Este “poder penetrante” no comércio é um complemento do “poder duro” de suas Forças Armadas. Nesse setor, a China se comporta como superpotência regional inclinada a tirar os EUA do Leste da Ásia. O ritmo de modernização e investimentos para o Exército chinês vem levantando dúvidas quanto ao antigo compromisso dos EUA de manter seu domínio na região. O Exército de Libertação do Povo ainda não consegue derrotar os EUA numa guerra, mas poder implica também determinação, tanto quanto a força. Mesmo que esse desafio chinês esteja bem claro, os EUA não desejam ou não podem contê-lo.
O Ocidente perdeu sua aposta, exatamente quando suas democracias sofrem uma crise de confiança. O presidente Donald Trump viu a ameaça chinesa antes, mas sua percepção do perigo era principalmente em termos de déficit comercial bilateral, o que em si não é uma ameaça. Uma guerra comercial corroeria as normas que ele deveria proteger e prejudicaria seus aliados exatamente quando eles precisam de unidade em face à intimidação chinesa. E, apesar dos protestos de Trump, sua promessa de tornar “a América grande novamente” implica um recuo para o unilateralismo que só pode fortalecer a China.

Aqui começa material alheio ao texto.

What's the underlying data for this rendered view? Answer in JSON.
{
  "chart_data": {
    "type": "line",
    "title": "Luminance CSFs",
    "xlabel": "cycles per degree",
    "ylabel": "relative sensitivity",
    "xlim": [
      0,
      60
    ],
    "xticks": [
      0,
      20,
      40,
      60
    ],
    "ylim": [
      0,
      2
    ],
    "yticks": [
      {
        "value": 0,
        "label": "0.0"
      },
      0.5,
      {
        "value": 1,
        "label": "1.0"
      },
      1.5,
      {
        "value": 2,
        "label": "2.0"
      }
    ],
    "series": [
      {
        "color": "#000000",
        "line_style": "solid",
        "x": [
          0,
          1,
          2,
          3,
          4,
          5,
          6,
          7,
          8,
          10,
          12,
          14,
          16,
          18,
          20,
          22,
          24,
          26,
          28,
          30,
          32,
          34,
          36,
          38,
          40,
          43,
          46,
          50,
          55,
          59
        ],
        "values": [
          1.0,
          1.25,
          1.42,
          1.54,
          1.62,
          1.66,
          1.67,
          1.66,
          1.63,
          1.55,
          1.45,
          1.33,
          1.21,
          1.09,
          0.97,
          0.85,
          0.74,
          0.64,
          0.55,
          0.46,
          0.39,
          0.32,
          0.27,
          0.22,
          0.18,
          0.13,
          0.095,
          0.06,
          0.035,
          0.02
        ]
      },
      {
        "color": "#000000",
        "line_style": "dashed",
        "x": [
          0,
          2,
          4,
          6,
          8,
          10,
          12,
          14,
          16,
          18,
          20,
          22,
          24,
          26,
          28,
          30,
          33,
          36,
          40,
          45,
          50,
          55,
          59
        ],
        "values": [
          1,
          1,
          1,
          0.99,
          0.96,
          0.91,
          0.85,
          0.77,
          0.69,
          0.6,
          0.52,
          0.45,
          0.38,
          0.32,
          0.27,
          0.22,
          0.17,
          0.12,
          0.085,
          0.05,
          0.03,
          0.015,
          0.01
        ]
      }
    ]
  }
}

Trump precisa reavaliar a extensão da política chinesa. A China e o Ocidente terão de aprender a viver com suas diferenças. Tolerar o mau comportamento hoje na esperança de tornar a China melhor amanhã não tem sentido. Quanto mais tempo o Ocidente tentar acomodar os abusos chineses, mais perigoso será o desafio mais tarde.
Para conter o poder penetrante da China, as sociedades ocidentais têm de ver claramente quais são os vínculos entre fundações independentes, mesmo grupos estudantis, e o Estado chinês. Para frear o mau uso do poder econômico pela China, o Ocidente deve examinar a fundo os investimentos das companhias estatais e das empresas chinesas de qualquer tipo. Deve fomentar instituições que defendem a ordem que está tentando preservar. Uma ditadura poderosa, embora frágil, não era o caminho que o Ocidente esperava que a China seguisse. Mas foi onde ela acabou.